多くは「製作委員会」に参加し、委員会の収入の一部を出資比率に応じて受け取るというビジネスモデルです。
アニメの制作自体は制作会社中心で行われますが、資金調達から関係各社との交渉、予算管理から放送チェックまでデスクワークも非常に多いです。
決して放送だけに囚われることはなく、舞台化やイベント化の提案なども放送局としては積極的に推進していきます。
近年はフジテレビ「鬼滅の刃」テレビ東京「SPY×FAMILY」のように、23時台からオンエアする傾向もあり、アニメが動かすインパクトの大きさを感じます。
イベント事業のお仕事
テレビ番組から生まれたイベント、例えばテレビ朝日「キョコロヒー」の公開トークイベントや、テレビ東京「ゴッドタン」マジ歌ライブのような番組発の企画から、フィギュアスケートのようなスポーツと連動したイベントまで、多くのジャンルを手掛けることになります。
また、テレビ局が主催・出資する舞台や展示会の運営〜制作も行ったり、「お台場冒険王」のような局をあげたイベントを主催することも。
テレビ局が主催なので、強みは自分で告知を制作して放映まで出来るところ。ものによっては30分や60分の特集番組をプロデュースすることもあります。

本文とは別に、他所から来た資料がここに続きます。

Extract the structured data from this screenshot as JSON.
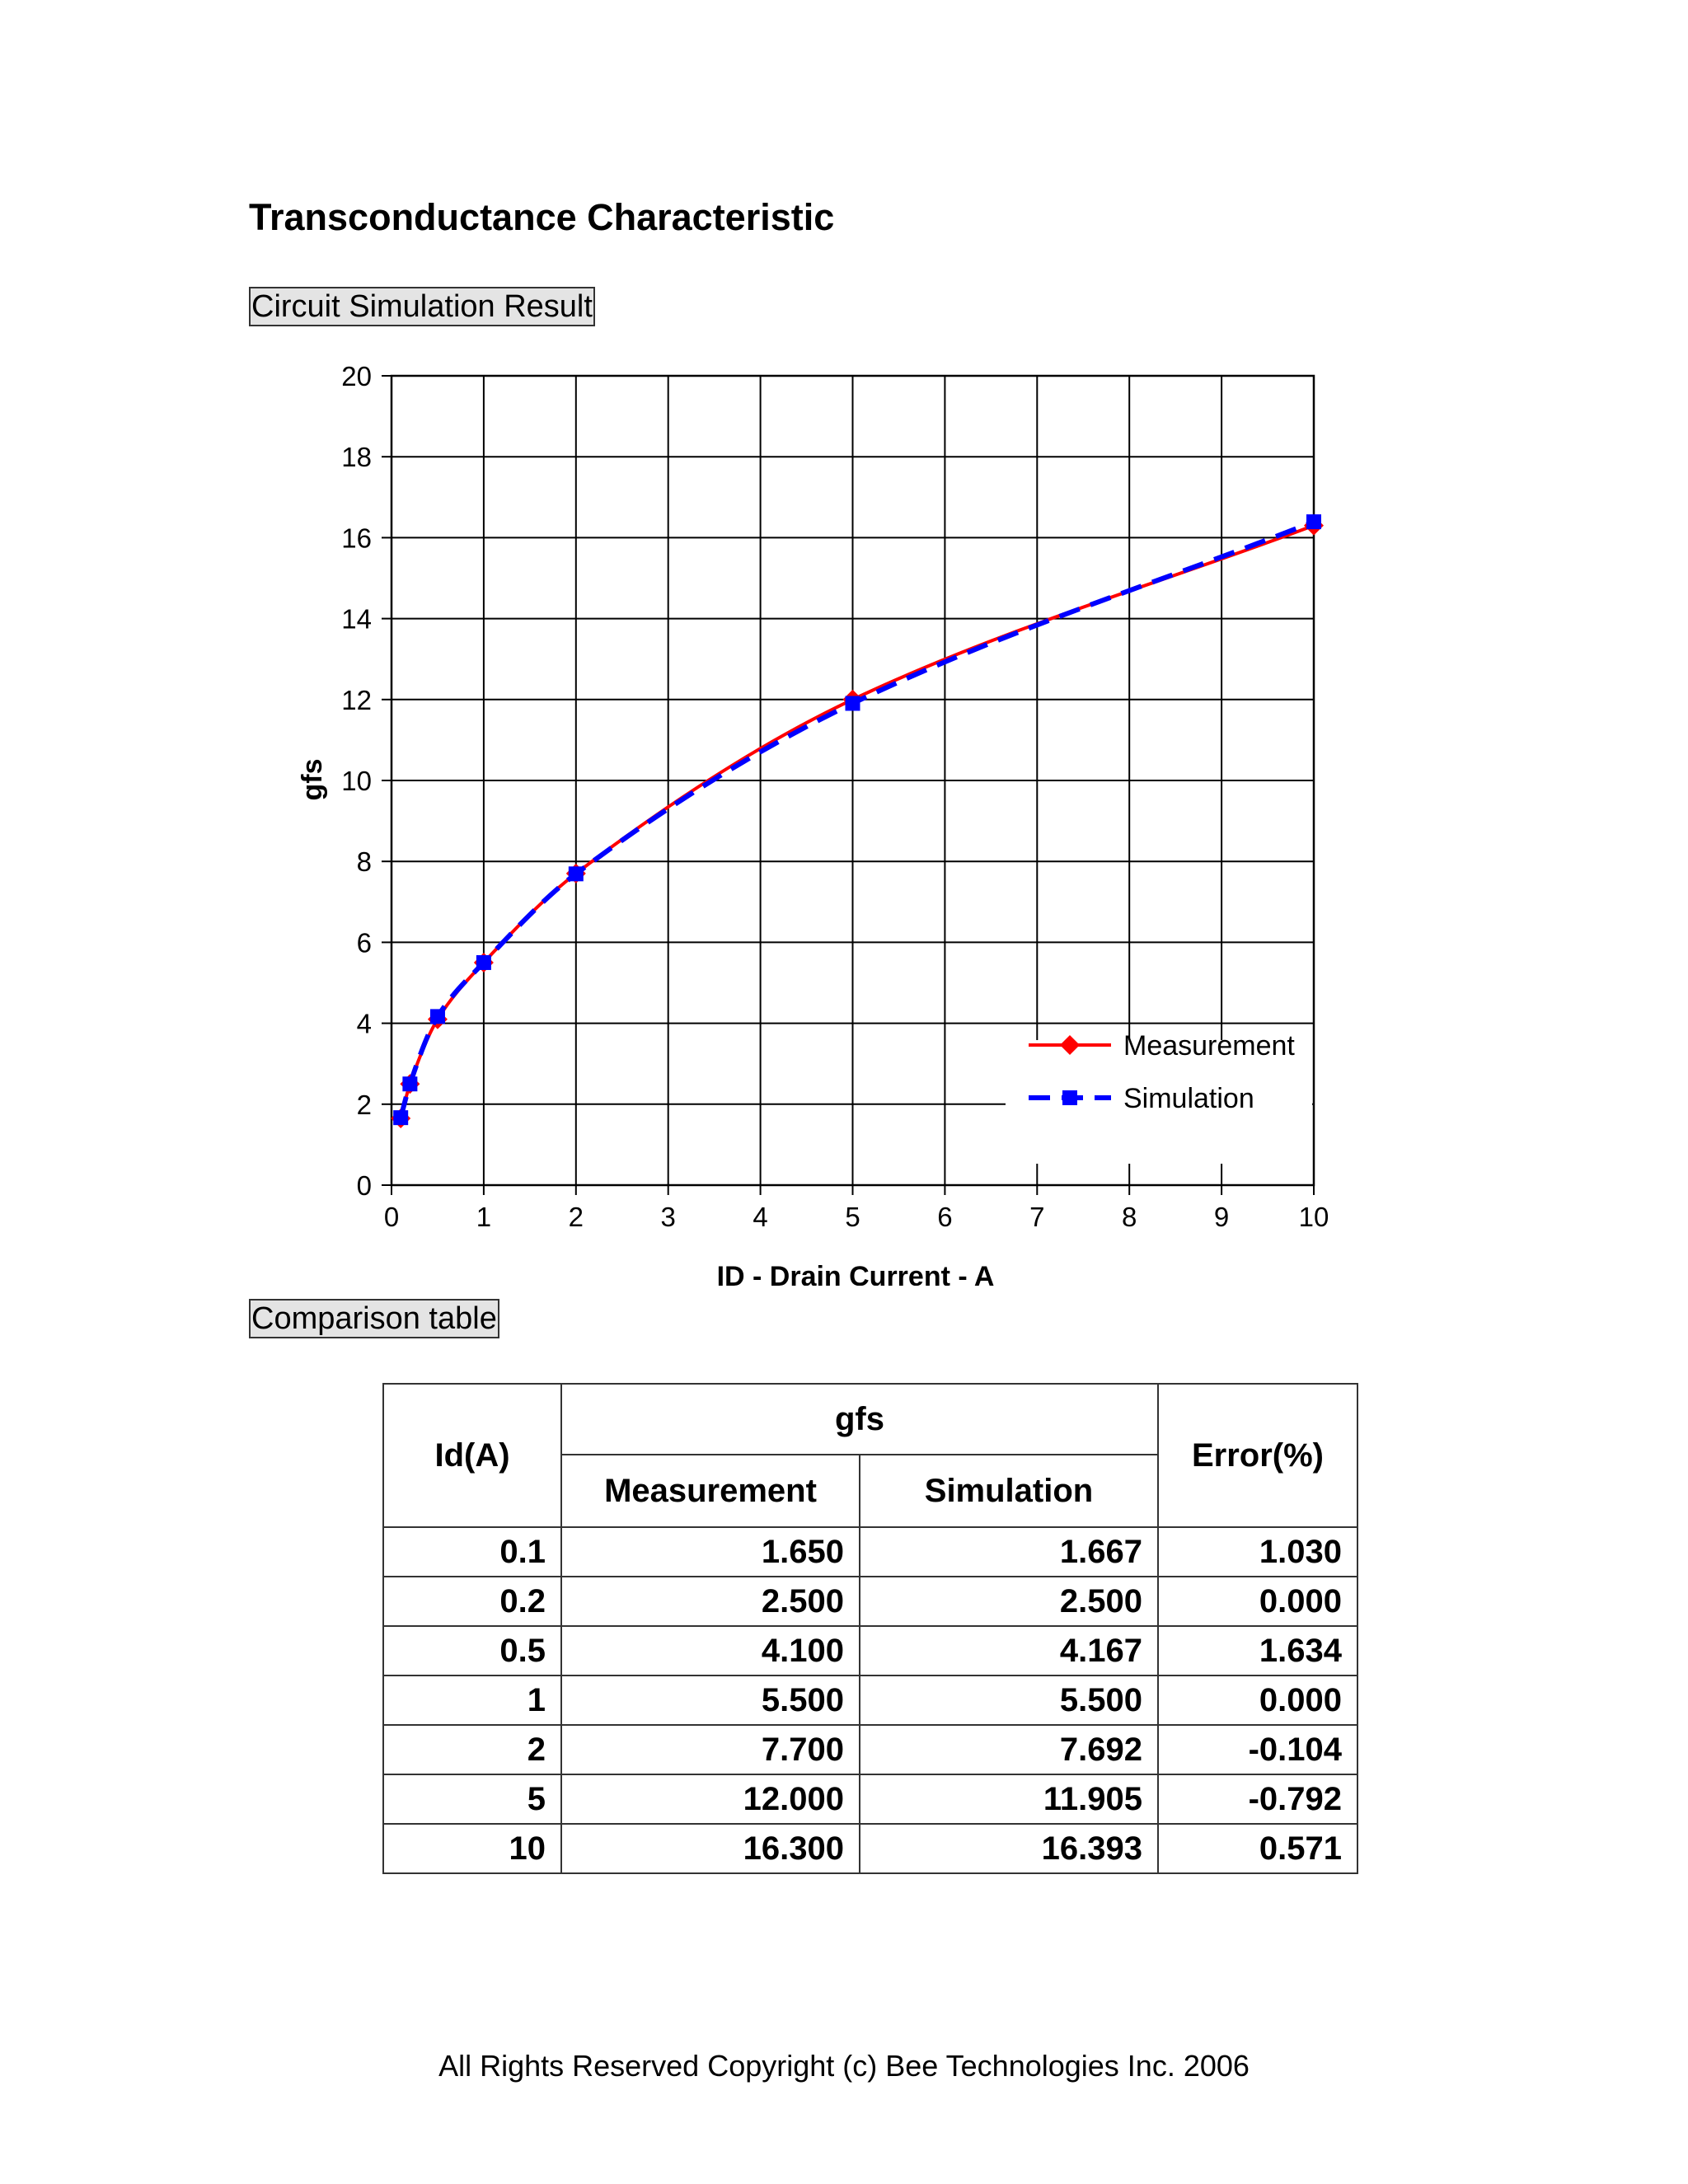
{
  "document": {
    "title": "Transconductance Characteristic",
    "section_simulation": "Circuit Simulation Result",
    "section_comparison": "Comparison table",
    "footer": "All Rights Reserved Copyright (c) Bee Technologies Inc. 2006"
  },
  "chart_data": {
    "type": "line",
    "title": "",
    "xlabel": "ID - Drain Current - A",
    "ylabel": "gfs",
    "xlim": [
      0,
      10
    ],
    "ylim": [
      0,
      20
    ],
    "xticks": [
      0,
      1,
      2,
      3,
      4,
      5,
      6,
      7,
      8,
      9,
      10
    ],
    "yticks": [
      0,
      2,
      4,
      6,
      8,
      10,
      12,
      14,
      16,
      18,
      20
    ],
    "grid": true,
    "legend_position": "bottom-right",
    "series": [
      {
        "name": "Measurement",
        "color": "#ff0000",
        "marker": "diamond",
        "line_style": "solid",
        "x": [
          0.1,
          0.2,
          0.5,
          1,
          2,
          5,
          10
        ],
        "y": [
          1.65,
          2.5,
          4.1,
          5.5,
          7.7,
          12.0,
          16.3
        ]
      },
      {
        "name": "Simulation",
        "color": "#0000ff",
        "marker": "square",
        "line_style": "dashed",
        "x": [
          0.1,
          0.2,
          0.5,
          1,
          2,
          5,
          10
        ],
        "y": [
          1.667,
          2.5,
          4.167,
          5.5,
          7.692,
          11.905,
          16.393
        ]
      }
    ]
  },
  "table": {
    "header": {
      "id": "Id(A)",
      "gfs": "gfs",
      "measurement": "Measurement",
      "simulation": "Simulation",
      "error": "Error(%)"
    },
    "rows": [
      {
        "id": "0.1",
        "measurement": "1.650",
        "simulation": "1.667",
        "error": "1.030"
      },
      {
        "id": "0.2",
        "measurement": "2.500",
        "simulation": "2.500",
        "error": "0.000"
      },
      {
        "id": "0.5",
        "measurement": "4.100",
        "simulation": "4.167",
        "error": "1.634"
      },
      {
        "id": "1",
        "measurement": "5.500",
        "simulation": "5.500",
        "error": "0.000"
      },
      {
        "id": "2",
        "measurement": "7.700",
        "simulation": "7.692",
        "error": "-0.104"
      },
      {
        "id": "5",
        "measurement": "12.000",
        "simulation": "11.905",
        "error": "-0.792"
      },
      {
        "id": "10",
        "measurement": "16.300",
        "simulation": "16.393",
        "error": "0.571"
      }
    ]
  }
}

オンラインやオフラインの両面から企画立案できるセンスが求められる時代になっていますが、イベント事業の魅力はお客さんの反応がリアルに返ってくるところ。普段見えない視聴者の顔が見られる、貴重な仕事だったりします。
アナウンサーの仕事
筆者はアナウンサーではないので、あまり詳しく語りません…
この記事を読んでくださるアナウンサー志望の就活生に伝えておきたいのは、ものすごく「準備」に時間をかけるところ。
アナウンサーは番組を進行したり、ニュースを伝えるだけでなく、制作スタッフの一員だと考えているのが普通です。

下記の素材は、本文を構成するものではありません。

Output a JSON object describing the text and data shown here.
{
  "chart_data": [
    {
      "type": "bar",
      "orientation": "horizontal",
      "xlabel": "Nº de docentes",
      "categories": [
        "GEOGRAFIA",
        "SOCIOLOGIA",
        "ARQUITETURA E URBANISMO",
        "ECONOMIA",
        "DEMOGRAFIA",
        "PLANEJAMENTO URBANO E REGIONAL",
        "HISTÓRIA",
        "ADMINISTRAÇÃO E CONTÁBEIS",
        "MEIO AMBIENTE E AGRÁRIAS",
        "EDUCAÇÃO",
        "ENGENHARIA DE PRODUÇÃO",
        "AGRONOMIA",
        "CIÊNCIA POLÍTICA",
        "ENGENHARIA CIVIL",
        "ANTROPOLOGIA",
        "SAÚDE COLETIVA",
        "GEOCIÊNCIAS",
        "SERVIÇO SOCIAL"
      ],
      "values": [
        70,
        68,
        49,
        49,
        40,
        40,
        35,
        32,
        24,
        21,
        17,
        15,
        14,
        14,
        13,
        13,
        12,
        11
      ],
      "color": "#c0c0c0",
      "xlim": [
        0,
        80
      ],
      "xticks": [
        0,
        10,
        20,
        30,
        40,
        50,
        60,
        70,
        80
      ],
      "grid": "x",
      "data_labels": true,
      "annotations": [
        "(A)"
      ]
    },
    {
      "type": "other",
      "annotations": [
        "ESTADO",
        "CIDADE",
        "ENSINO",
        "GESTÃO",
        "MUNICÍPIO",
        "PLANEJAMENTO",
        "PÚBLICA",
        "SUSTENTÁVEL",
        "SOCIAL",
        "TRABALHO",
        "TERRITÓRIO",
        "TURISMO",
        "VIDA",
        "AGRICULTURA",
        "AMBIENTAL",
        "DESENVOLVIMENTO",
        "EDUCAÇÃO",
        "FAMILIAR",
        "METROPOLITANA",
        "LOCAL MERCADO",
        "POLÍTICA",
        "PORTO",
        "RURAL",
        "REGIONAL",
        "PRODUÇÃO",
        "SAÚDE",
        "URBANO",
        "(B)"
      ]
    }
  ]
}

インタビューを行う機会があったとして、その人の経歴や生い立ち、世に出ている記事や著書などくまなくチェックする「準備」のものすごく時間をかけています。
準備に時間をかけているからこそ、淀みなく進行したり、不測の事態に陥っても冷静に対処できるのだと思います。
技術のお仕事
これも技術職採用ではないので多くは語ることができません…
しかし、今後の展望をイメージしておくと、放送技術だけに留まらない領域が求められているということ。

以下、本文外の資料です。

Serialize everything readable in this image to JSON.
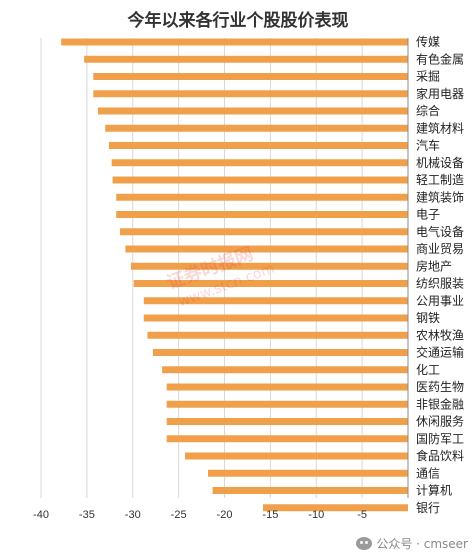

VRやARなどxRと呼ばれる分野をどう放送と融合させるか考えたり、AIを放送局はどう活用していくかなどのビジネスセンスも求められてくると思います。
データサイエンスの分野から新規技術開発の分野まで、学生時代に培ってきた学習分野すべてが活かされてくる環境になっていくと予想します。
さいごに
今回はテレビ局のお仕事について書きました。
働いている実感からして、毎日楽しいし、ここ数年で本当に働きやすくなった!というのが実感です。出社とリモートワークを柔軟に選択することができて、無理なく働ける環境となり非常に助かっています。
筆者も部署異動を経験していますが、異動するとまったく違う会社に来たような気分で、そういう環境を楽しめる方には向いていると思います。
また、テレビ局は制作じゃないと嫌だ!という学生さんも、テレビの仕事を幅広く知ることで、より強みを活かせそうな分野を見つけたり、よりテレビ局に興味を持ってもらえれば幸いです。